ETCC operated stably under high radiation levels

Effective background rejection achieved in proton beam experiments

Clear gamma-ray imaging obtained despite intense radiation

Abstract

We have developed an electron-tracking Compton camera (ETCC) for use in next-generation MeV gamma ray telescopes. An ETCC consists of a gaseous time projection chamber (TPC) and pixel scintillator arrays (PSAs). Since the TPC measures the three dimensional tracks of Compton-recoil electrons, the ETCC can completely reconstruct the incident gamma rays. Moreover, the ETCC demonstrates efficient background rejection power in Compton-kinematics tests, identifies particle from the energy deposit rate (dE/dX) registered in the TPC, and provides high quality imaging by completely reconstructing the Compton scattering process. We are planning the "Sub-MeV gamma ray Imaging Loaded-on-balloon Experiment" (SMILE) for our proposed all-sky survey satellite. Performance tests of a mid-sized 30 cm-cubic ETCC, constructed for observing the Crab nebula, are ongoing. However, observations at balloon altitudes or satellite orbits are obstructed by radiation background from the atmosphere and the detector itself. The background rejection power was checked using proton accelerator experiments conducted at the Research Center for Nuclear Physics, Osaka University.
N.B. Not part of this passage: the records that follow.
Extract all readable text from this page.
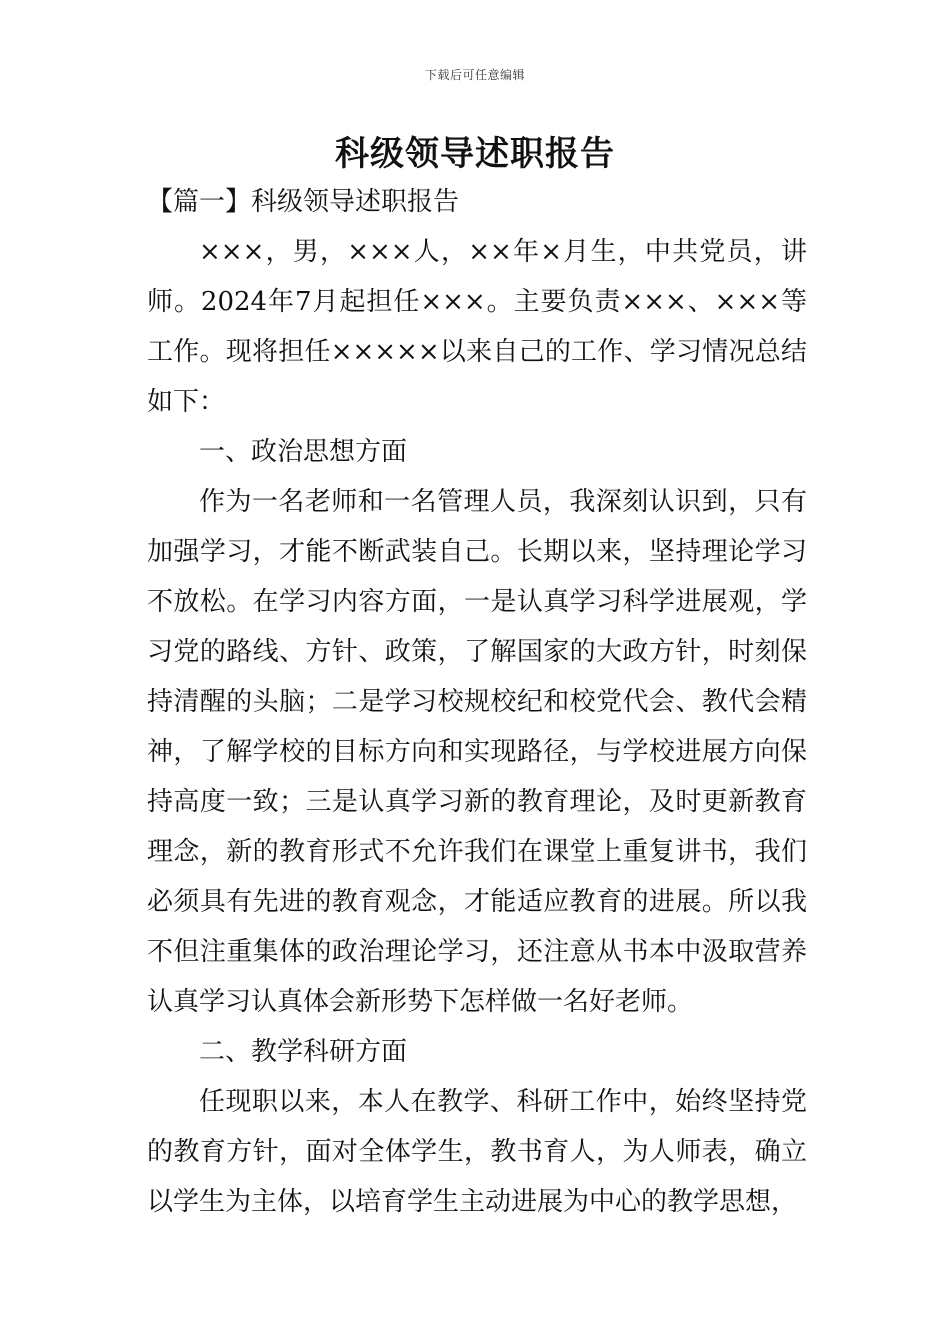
下载后可任意编辑
科级领导述职报告

【篇一】科级领导述职报告

×××，男，×××人，××年×月生，中共党员，讲师。2024年7月起担任×××。主要负责×××、×××等工作。现将担任×××××以来自己的工作、学习情况总结如下：

一、政治思想方面

作为一名老师和一名管理人员，我深刻认识到，只有加强学习，才能不断武装自己。长期以来，坚持理论学习不放松。在学习内容方面，一是认真学习科学进展观，学习党的路线、方针、政策，了解国家的大政方针，时刻保持清醒的头脑；二是学习校规校纪和校党代会、教代会精神，了解学校的目标方向和实现路径，与学校进展方向保持高度一致；三是认真学习新的教育理论，及时更新教育理念，新的教育形式不允许我们在课堂上重复讲书，我们必须具有先进的教育观念，才能适应教育的进展。所以我不但注重集体的政治理论学习，还注意从书本中汲取营养认真学习认真体会新形势下怎样做一名好老师。

二、教学科研方面

任现职以来，本人在教学、科研工作中，始终坚持党的教育方针，面对全体学生，教书育人，为人师表，确立以学生为主体，以培育学生主动进展为中心的教学思想，
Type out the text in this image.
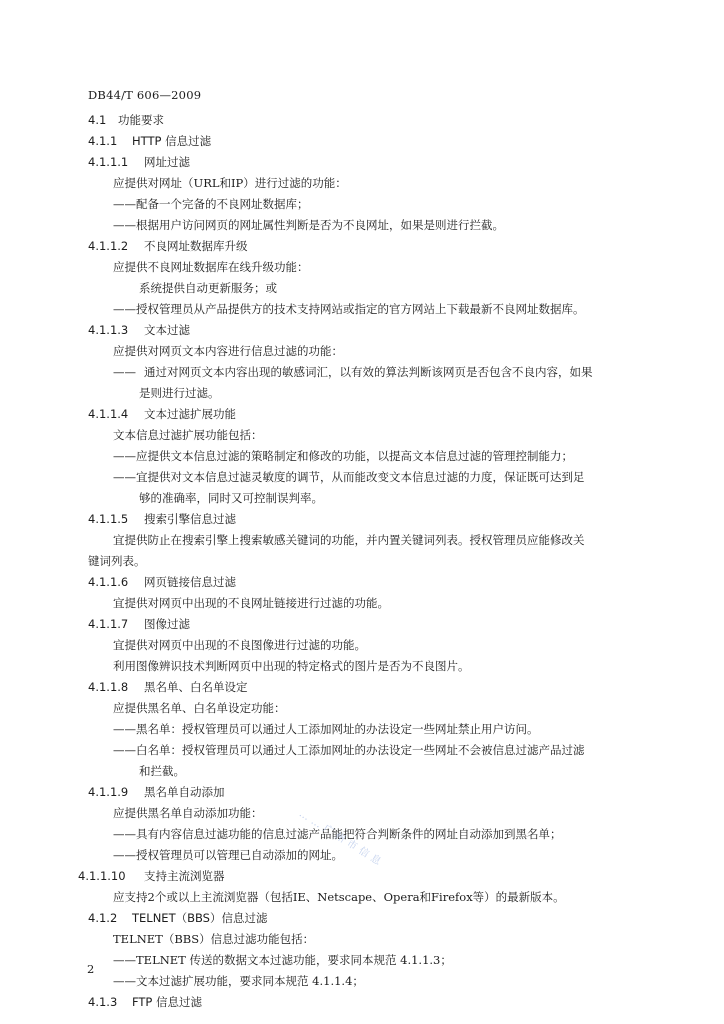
DB44/T 606—2009
4.1 功能要求
4.1.1 HTTP 信息过滤
4.1.1.1 网址过滤
应提供对网址（URL和IP）进行过滤的功能：
——配备一个完备的不良网址数据库；
——根据用户访问网页的网址属性判断是否为不良网址，如果是则进行拦截。
4.1.1.2 不良网址数据库升级
应提供不良网址数据库在线升级功能：
系统提供自动更新服务；或
——授权管理员从产品提供方的技术支持网站或指定的官方网站上下载最新不良网址数据库。
4.1.1.3 文本过滤
应提供对网页文本内容进行信息过滤的功能：
—— 通过对网页文本内容出现的敏感词汇，以有效的算法判断该网页是否包含不良内容，如果
是则进行过滤。
4.1.1.4 文本过滤扩展功能
文本信息过滤扩展功能包括：
——应提供文本信息过滤的策略制定和修改的功能，以提高文本信息过滤的管理控制能力；
——宜提供对文本信息过滤灵敏度的调节，从而能改变文本信息过滤的力度，保证既可达到足
够的准确率，同时又可控制误判率。
4.1.1.5 搜索引擎信息过滤
宜提供防止在搜索引擎上搜索敏感关键词的功能，并内置关键词列表。授权管理员应能修改关
键词列表。
4.1.1.6 网页链接信息过滤
宜提供对网页中出现的不良网址链接进行过滤的功能。
4.1.1.7 图像过滤
宜提供对网页中出现的不良图像进行过滤的功能。
利用图像辨识技术判断网页中出现的特定格式的图片是否为不良图片。
4.1.1.8 黑名单、白名单设定
应提供黑名单、白名单设定功能：
——黑名单：授权管理员可以通过人工添加网址的办法设定一些网址禁止用户访问。
——白名单：授权管理员可以通过人工添加网址的办法设定一些网址不会被信息过滤产品过滤
和拦截。
4.1.1.9 黑名单自动添加
应提供黑名单自动添加功能：
——具有内容信息过滤功能的信息过滤产品能把符合判断条件的网址自动添加到黑名单；
——授权管理员可以管理已自动添加的网址。
4.1.1.10 支持主流浏览器
应支持2个或以上主流浏览器（包括IE、Netscape、Opera和Firefox等）的最新版本。
4.1.2 TELNET（BBS）信息过滤
TELNET（BBS）信息过滤功能包括：
——TELNET 传送的数据文本过滤功能，要求同本规范 4.1.1.3；
——文本过滤扩展功能，要求同本规范 4.1.1.4；
4.1.3 FTP 信息过滤
……广州市信息
2
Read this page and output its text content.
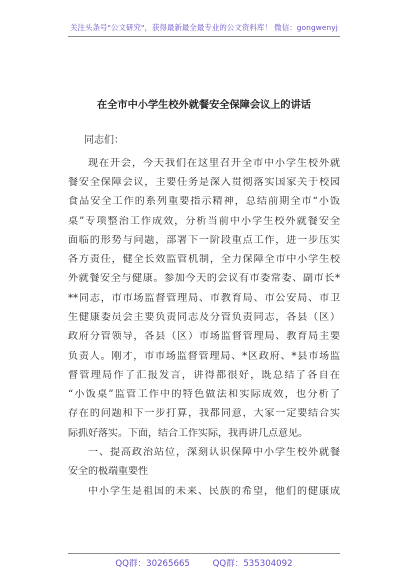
关注头条号"公文研究"，获得最新最全最专业的公文资料库！ 微信：gongwenyj
在全市中小学生校外就餐安全保障会议上的讲话
同志们：
现在开会，今天我们在这里召开全市中小学生校外就
餐安全保障会议，主要任务是深入贯彻落实国家关于校园
食品安全工作的系列重要指示精神，总结前期全市“小饭
桌”专项整治工作成效，分析当前中小学生校外就餐安全
面临的形势与问题，部署下一阶段重点工作，进一步压实
各方责任，健全长效监管机制，全力保障全市中小学生校
外就餐安全与健康。参加今天的会议有市委常委、副市长*
**同志，市市场监督管理局、市教育局、市公安局、市卫
生健康委员会主要负责同志及分管负责同志，各县（区）
政府分管领导，各县（区）市场监督管理局、教育局主要
负责人。刚才，市市场监督管理局、*区政府、*县市场监
督管理局作了汇报发言，讲得都很好，既总结了各自在
“小饭桌”监管工作中的特色做法和实际成效，也分析了
存在的问题和下一步打算，我都同意，大家一定要结合实
际抓好落实。下面，结合工作实际，我再讲几点意见。
一、提高政治站位，深刻认识保障中小学生校外就餐
安全的极端重要性
中小学生是祖国的未来、民族的希望，他们的健康成
QQ群：30265665	QQ群：535304092
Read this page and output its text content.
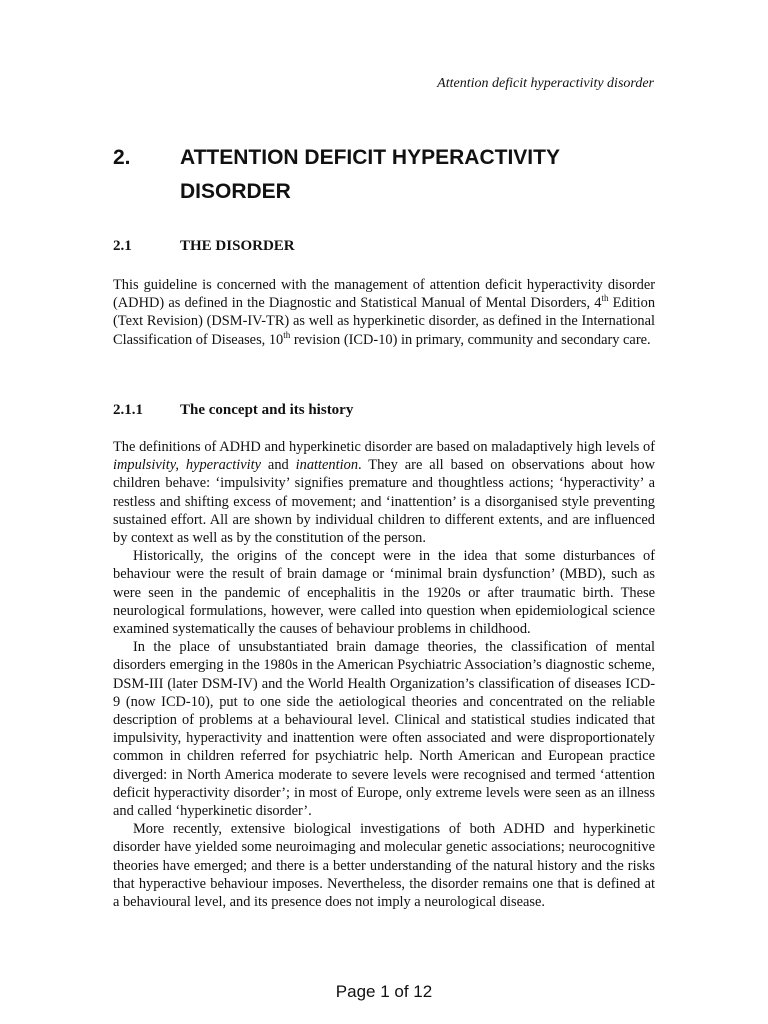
Attention deficit hyperactivity disorder
2.	ATTENTION DEFICIT HYPERACTIVITY DISORDER
2.1	THE DISORDER

This guideline is concerned with the management of attention deficit hyperactivity disorder (ADHD) as defined in the Diagnostic and Statistical Manual of Mental Disorders, 4th Edition (Text Revision) (DSM-IV-TR) as well as hyperkinetic disorder, as defined in the International Classification of Diseases, 10th revision (ICD-10) in primary, community and secondary care.

2.1.1	The concept and its history

The definitions of ADHD and hyperkinetic disorder are based on maladaptively high levels of impulsivity, hyperactivity and inattention. They are all based on observations about how children behave: ‘impulsivity’ signifies premature and thoughtless actions; ‘hyperactivity’ a restless and shifting excess of movement; and ‘inattention’ is a disorganised style preventing sustained effort. All are shown by individual children to different extents, and are influenced by context as well as by the constitution of the person.

Historically, the origins of the concept were in the idea that some disturbances of behaviour were the result of brain damage or ‘minimal brain dysfunction’ (MBD), such as were seen in the pandemic of encephalitis in the 1920s or after traumatic birth. These neurological formulations, however, were called into question when epidemiological science examined systematically the causes of behaviour problems in childhood.

In the place of unsubstantiated brain damage theories, the classification of mental disorders emerging in the 1980s in the American Psychiatric Association’s diagnostic scheme, DSM-III (later DSM-IV) and the World Health Organization’s classification of diseases ICD-9 (now ICD-10), put to one side the aetiological theories and concentrated on the reliable description of problems at a behavioural level. Clinical and statistical studies indicated that impulsivity, hyperactivity and inattention were often associated and were disproportionately common in children referred for psychiatric help. North American and European practice diverged: in North America moderate to severe levels were recognised and termed ‘attention deficit hyperactivity disorder’; in most of Europe, only extreme levels were seen as an illness and called ‘hyperkinetic disorder’.

More recently, extensive biological investigations of both ADHD and hyperkinetic disorder have yielded some neuroimaging and molecular genetic associations; neurocognitive theories have emerged; and there is a better understanding of the natural history and the risks that hyperactive behaviour imposes. Nevertheless, the disorder remains one that is defined at a behavioural level, and its presence does not imply a neurological disease.

Page 1 of 12
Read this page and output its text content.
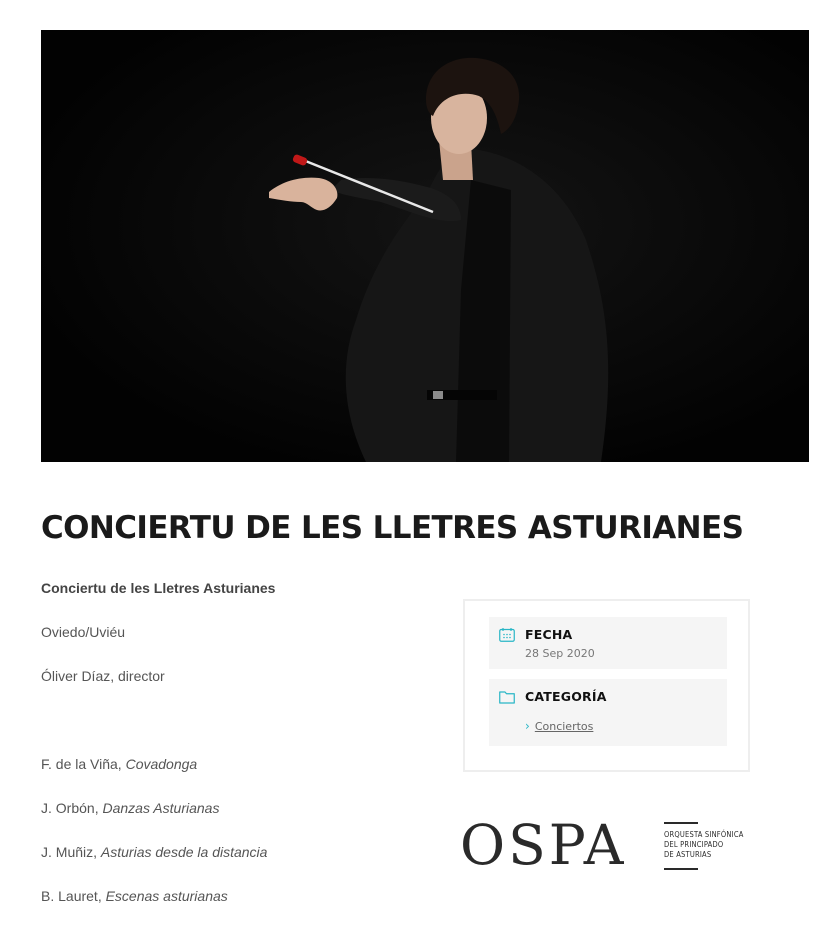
CONCIERTU DE LES LLETRES ASTURIANES

Conciertu de les Lletres Asturianes

Oviedo/Uviéu

Óliver Díaz, director

F. de la Viña, Covadonga

J. Orbón, Danzas Asturianas

J. Muñiz, Asturias desde la distancia

B. Lauret, Escenas asturianas

FECHA
28 Sep 2020
CATEGORÍA
› Conciertos
OSPA	ORQUESTA SINFÓNICA
DEL PRINCIPADO
DE ASTURIAS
To create the intense radiation fields encountered in space, which comprise gamma rays, neutrons, protons, and other energetic entities, we irradiated a water target with a 140 MeV proton beam and placed a SMILE-II ETCC near the target. In this situation, the counting rate was five times than that expected at the balloon altitude. Nonetheless, the ETCC stably operated and identified particles sufficiently to obtain a clear gamma ray image of the checking source. Here, we report the performance of our detector and demonstrate its effective background rejection based in electron tracking experiments.